Shortages of edibles
It happened much earlier than what economists predicted to the inept “president” Miguel Díaz-Canel. Food prices were capped by the government just a few days ago and they’re already hurting Cubans, as there are shortages of edibles from the Westernmost Punta de Maisí to the Easternmost Cabo de San Antonio.
With the price caps imposed to the private sector, the dictatorship expects to avoid inflation after enacting a 7 billion pesos salary raise that benefits non-productive sectors. The designated president stubbornly ignored experts’ forecasts warning that price limits would only cause more inflation and scarcity.
In Havana (2,2 million consumers) economist Enix Berrio revealed that “the wheeled carts selling vegetables are disappearing (…) from the streets, since the price caps are hurting the supply side and aggravating the crisis…”
In Santiago de Cuba, 800 kilometers away, the youth leader of the Patriotic Union of Cuba, Carlos Amel Oliva, reported that, in the second most populated city of the island you can hardly see on the streets these private-owned wheeled carts that sell agricultural products.
Agricultural production is simply not profitable
In Bayamo, Granma, also on the Eastern region of the island, farmer Emiliano González, confessed to Radio Martí that they would give the crops other uses rather than selling them to the government at the enforced prices. González is a signatory of the Good, Cheap Abundant Food for Cuba project (ABBA), a proposal of radical agricultural reforms seeking to bolster the Cuban people’s right to adequate food. “We have to buy a lot of supplies to produce food, so with these stubborn government’s prices, agricultural production is simply not profitable (…) these coercive measures the State just put in place are going to fuel scarcity,” he said.
From Camagüey, Leydis Tabares reported that “even pumpkins have disappeared” from the markets in recent weeks. “There is nothing to buy. Maybe some green beans in the morning, period. No sweet potatoes, no plantains,” she explained.
From central Cuba’s Santa Clara, self-employed worker Yoel Espinosa reported that the supplies of roots and tubers, beans and vegetables have collapsed. He remarked that Villaclarean farmers had to absorb high costs to produce their crops. “They will suffer big losses if they sell their products at the capped prices.” From Quemado de Güines, also in Villa Clara, farmer Ibar González explained: “Corn is nowhere to be found in the markets, because farmers prefer to sell it at 500 pesos per bushel as poultry food, rather than selling it to the State at 220 pesos”.

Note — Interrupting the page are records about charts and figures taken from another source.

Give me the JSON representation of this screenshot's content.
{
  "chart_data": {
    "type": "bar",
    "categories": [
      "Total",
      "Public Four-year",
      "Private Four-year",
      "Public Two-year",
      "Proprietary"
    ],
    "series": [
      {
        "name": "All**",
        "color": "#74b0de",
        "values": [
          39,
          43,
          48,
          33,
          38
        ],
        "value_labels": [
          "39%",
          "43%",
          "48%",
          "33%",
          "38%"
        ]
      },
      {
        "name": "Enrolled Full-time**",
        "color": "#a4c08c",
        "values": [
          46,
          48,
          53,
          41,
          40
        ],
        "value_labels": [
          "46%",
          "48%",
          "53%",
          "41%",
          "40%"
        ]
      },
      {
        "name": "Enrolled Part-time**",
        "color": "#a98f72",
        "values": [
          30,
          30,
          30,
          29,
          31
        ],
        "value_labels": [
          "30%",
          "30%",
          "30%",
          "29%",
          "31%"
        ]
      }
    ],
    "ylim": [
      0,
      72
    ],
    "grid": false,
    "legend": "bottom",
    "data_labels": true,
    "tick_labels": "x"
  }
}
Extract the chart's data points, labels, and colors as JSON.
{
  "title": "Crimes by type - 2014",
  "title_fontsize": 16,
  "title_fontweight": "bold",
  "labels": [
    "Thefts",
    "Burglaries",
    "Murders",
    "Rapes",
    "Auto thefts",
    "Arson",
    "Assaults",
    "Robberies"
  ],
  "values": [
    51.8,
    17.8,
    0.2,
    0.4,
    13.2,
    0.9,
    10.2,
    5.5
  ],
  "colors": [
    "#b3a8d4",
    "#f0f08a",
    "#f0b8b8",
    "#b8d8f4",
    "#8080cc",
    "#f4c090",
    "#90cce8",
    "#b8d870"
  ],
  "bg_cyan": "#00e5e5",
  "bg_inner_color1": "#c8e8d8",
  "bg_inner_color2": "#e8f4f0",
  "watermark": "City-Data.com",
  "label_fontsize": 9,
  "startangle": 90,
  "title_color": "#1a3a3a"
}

Meanwhile in San Juan y Martínez, Pinar del Río, on the Western end of the island, farmer Rolando Pupo emphasized that many colleagues opted for storing their products, or use them to feed the animals, rather than sell them to the government. He remarked that prices should be dictated by supply and demand, and complained that officials did not take into account the absence of a reasonably priced wholesale market where they could buy their supplies.
Certainly, neither Diaz-Canel nor his bureaucrats seemed to understand that, since there is no wholesale market, farmers would acquire their supplies in State-owned retail markets at State-inflated prices, or otherwise on the black market at equally high prices.
If farmers cannot cover their costs, or earn too little, they will produce less, dedicate their crops to other purposes, or sell on the black market at more profitable prices. Yet the Castro regime luminaries insist on strong-arming them with their severe economic crime laws. After all, they can eat whatever they want, whenever they want and as much as they want.
Cubans will go hungry
Yet things are looking bad. Right now the government does not have enough hard currency to import food and, contrary to all logic, is choking the private producers. Unbelievable. If they insist on price control, Cubans will go hungry, or they’ll end eating much less. Not only because of the growing food shortages, but because agricultural products will start selling at higher prices on the black market, as the farmers, after covering costs and securing a profit, add a hidden fee to their markup in order to protect themselves from trading illegally. For retirees and other low-income people, those higher prices may mean starvation.
As Moisés Leonardo Rodríguez, another signatory of the ABBA project, put it: “(Vladimir) Lenin ─the founder of communism─ said that the praxis is the only valid criterion for the truth. Cuba’s decision-makers, who claim to be Leninists, should stick to this standard and stop improvising and hurting the Cuban people while they go on living and eating like millionaires”.